8.1 Physical Geography

  • Area ≈ 5.5 million km²; lowland plateau (100–300 m a.s.l.).
  • Climate: mean annual temperature 26 °C; annual rainfall 2 000–3 000 mm, little seasonal variation.
  • Geology: Precambrian granitic‑gneissic shield inter‑bedded with sedimentary sandstones and limestone lenses.

8.2 Processes & Landforms

  • Intense chemical weathering of granitic bedrock produces deep lateritic soils (oxisols) that support the rainforest.
  • Localized limestone outcrops (e.g., Carajás) develop karst features – sinkholes, caves, and solution valleys.
  • River incision creates extensive fluvial terraces and alluvial floodplains; tributary valleys expose granite tors in some upland sections.

8.3 Human Pressures

  • Deforestation for cattle ranching and soy – ≈ 17 % forest loss since 1970.
  • Mining (gold, bauxite) – tailings dams, heavy‑metal contamination of waterways.
  • Infrastructure (highways, hydro‑electric dams) – habitat fragmentation, altered river regimes.
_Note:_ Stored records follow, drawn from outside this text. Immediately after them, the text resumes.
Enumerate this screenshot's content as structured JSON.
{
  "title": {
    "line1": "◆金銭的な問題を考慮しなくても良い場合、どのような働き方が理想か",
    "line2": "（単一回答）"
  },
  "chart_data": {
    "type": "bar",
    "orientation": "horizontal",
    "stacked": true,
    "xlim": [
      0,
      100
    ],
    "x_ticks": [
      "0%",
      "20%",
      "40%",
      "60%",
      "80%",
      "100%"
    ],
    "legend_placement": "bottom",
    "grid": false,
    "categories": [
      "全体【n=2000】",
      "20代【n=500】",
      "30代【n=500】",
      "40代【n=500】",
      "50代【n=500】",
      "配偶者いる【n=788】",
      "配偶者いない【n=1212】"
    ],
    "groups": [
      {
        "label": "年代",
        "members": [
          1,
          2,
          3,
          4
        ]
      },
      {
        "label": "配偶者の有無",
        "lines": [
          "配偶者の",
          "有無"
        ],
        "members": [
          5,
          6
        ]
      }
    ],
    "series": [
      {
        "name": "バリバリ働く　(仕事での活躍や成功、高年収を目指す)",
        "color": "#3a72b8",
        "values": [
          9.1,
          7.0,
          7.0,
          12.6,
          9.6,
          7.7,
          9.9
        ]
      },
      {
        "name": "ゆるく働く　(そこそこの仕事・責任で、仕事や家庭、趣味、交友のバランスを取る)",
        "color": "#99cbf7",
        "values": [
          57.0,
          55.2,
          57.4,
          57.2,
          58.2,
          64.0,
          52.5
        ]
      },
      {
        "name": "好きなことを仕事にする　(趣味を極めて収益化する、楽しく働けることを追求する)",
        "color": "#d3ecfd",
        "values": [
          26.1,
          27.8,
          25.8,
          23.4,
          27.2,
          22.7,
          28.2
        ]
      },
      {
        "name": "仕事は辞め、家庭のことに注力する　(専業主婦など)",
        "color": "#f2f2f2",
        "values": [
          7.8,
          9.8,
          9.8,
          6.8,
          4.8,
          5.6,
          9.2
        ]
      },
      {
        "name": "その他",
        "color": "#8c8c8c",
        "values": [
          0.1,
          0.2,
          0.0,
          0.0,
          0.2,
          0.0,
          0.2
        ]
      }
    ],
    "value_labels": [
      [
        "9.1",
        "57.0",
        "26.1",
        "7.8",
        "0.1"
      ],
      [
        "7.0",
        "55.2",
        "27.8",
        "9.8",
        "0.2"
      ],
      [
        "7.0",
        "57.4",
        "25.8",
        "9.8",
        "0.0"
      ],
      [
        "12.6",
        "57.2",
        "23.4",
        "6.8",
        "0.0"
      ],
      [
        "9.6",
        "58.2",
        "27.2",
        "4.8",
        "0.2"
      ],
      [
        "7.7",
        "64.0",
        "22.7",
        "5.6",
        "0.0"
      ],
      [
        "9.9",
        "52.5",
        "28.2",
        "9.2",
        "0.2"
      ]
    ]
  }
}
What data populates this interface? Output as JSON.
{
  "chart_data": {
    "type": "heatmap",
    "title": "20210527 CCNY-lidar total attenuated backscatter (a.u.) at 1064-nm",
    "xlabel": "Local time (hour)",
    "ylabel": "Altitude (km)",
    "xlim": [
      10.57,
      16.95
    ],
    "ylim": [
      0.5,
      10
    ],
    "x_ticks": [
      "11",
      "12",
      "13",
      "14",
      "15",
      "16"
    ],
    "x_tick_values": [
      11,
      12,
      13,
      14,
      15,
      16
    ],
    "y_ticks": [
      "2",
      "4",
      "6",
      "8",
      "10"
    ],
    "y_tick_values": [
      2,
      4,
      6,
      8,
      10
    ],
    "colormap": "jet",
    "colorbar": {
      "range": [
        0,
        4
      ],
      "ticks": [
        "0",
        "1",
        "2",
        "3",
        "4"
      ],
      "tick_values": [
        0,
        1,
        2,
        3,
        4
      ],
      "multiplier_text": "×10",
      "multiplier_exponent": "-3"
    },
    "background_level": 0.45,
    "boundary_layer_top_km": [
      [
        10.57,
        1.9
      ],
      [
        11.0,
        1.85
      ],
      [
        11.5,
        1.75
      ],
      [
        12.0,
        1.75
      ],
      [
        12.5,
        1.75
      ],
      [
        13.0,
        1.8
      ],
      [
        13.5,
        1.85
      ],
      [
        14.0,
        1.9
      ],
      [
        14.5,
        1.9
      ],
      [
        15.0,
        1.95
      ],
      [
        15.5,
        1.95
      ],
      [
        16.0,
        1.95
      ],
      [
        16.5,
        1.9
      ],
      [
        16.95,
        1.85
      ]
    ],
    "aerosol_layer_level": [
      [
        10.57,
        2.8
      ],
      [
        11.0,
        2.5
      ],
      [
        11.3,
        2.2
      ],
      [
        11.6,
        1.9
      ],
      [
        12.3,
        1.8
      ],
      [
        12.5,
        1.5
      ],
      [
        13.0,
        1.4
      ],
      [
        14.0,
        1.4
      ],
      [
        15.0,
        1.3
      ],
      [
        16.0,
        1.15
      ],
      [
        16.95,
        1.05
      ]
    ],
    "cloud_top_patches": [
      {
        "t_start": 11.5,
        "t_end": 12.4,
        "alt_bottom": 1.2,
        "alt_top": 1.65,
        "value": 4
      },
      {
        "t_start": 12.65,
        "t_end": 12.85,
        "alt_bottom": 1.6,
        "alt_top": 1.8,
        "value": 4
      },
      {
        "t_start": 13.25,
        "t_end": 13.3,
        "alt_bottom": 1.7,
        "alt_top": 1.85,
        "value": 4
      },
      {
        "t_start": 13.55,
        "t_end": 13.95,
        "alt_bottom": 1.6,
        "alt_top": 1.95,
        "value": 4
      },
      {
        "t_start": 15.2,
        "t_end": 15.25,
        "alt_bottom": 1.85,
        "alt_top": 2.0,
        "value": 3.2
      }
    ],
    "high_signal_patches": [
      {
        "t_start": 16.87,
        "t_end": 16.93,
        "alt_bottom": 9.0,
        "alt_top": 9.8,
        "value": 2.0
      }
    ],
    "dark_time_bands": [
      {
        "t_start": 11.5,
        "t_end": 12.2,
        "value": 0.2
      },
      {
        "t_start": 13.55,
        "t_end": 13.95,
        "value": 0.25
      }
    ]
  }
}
8.4 Management & Evaluation

  • Protected‑area network – > 60 % of the basin under some protection; effectiveness varies with enforcement and funding.
  • Payments for Ecosystem Services (PES) – REDD+ – aims to reward carbon sequestration; evaluation uses carbon stock change, biodiversity monitoring and community benefit distribution.
  • Challenges – illegal logging, weak governance, competing economic interests; adaptive management and stronger community participation are essential.

9. Key Concepts for Assessment (Syllabus 7.5)

  1. Explain how tropical climate (high temperature, abundant rainfall, ITCZ/monsoon dynamics) accelerates physical, chemical and biological weathering.
  2. Identify and describe the main granite landforms (bornhardts, kopjes, tors, domes, pavements, mesas) and the processes that create them, including cause‑and‑effect chains.
  3. Describe the formation of limestone karst, distinguishing sub‑aerial (cone, tower, cockpit) and marine karst, and name associated features (sinkholes, caves, speleothems, pavements).
  4. Compare granite and limestone landforms in terms of weathering mechanisms, surface texture, drainage patterns and soil development.
  5. Discuss the interaction between vegetation, soils and landforms in tropical rainforests and savannas, using soil‑profile diagrams and biodiversity indicators.
  6. Analyse the main human pressures on tropical environments and evaluate at least two management strategies using criteria of effectiveness, sustainability and socio‑economic trade‑offs.
  7. Use accurate geographical terminology and support answers with labelled diagrams (e.g., cross‑section of a granite tor, karst cave system, tropical climate diagram, weathering‑cycle flow chart).

10. Suggested Diagrams for Revision

  • Cross‑section of a tropical granite tor showing jointing, weathering fronts, root wedging and talus slope.
  • Karst landscape illustrating cone, tower and cockpit karst with sinkholes, underground streams, caves and speleothems.
  • ITCZ migration diagram with accompanying annual precipitation graphs for Af, Am and Aw/As climates.
  • Flow‑chart of the tropical weathering cycle linking climate, vegetation, physical and chemical weathering.
  • Soil profile diagrams for Oxisol, Latosol and tropical red/brown earth, annotated with key properties (pH, CEC, colour).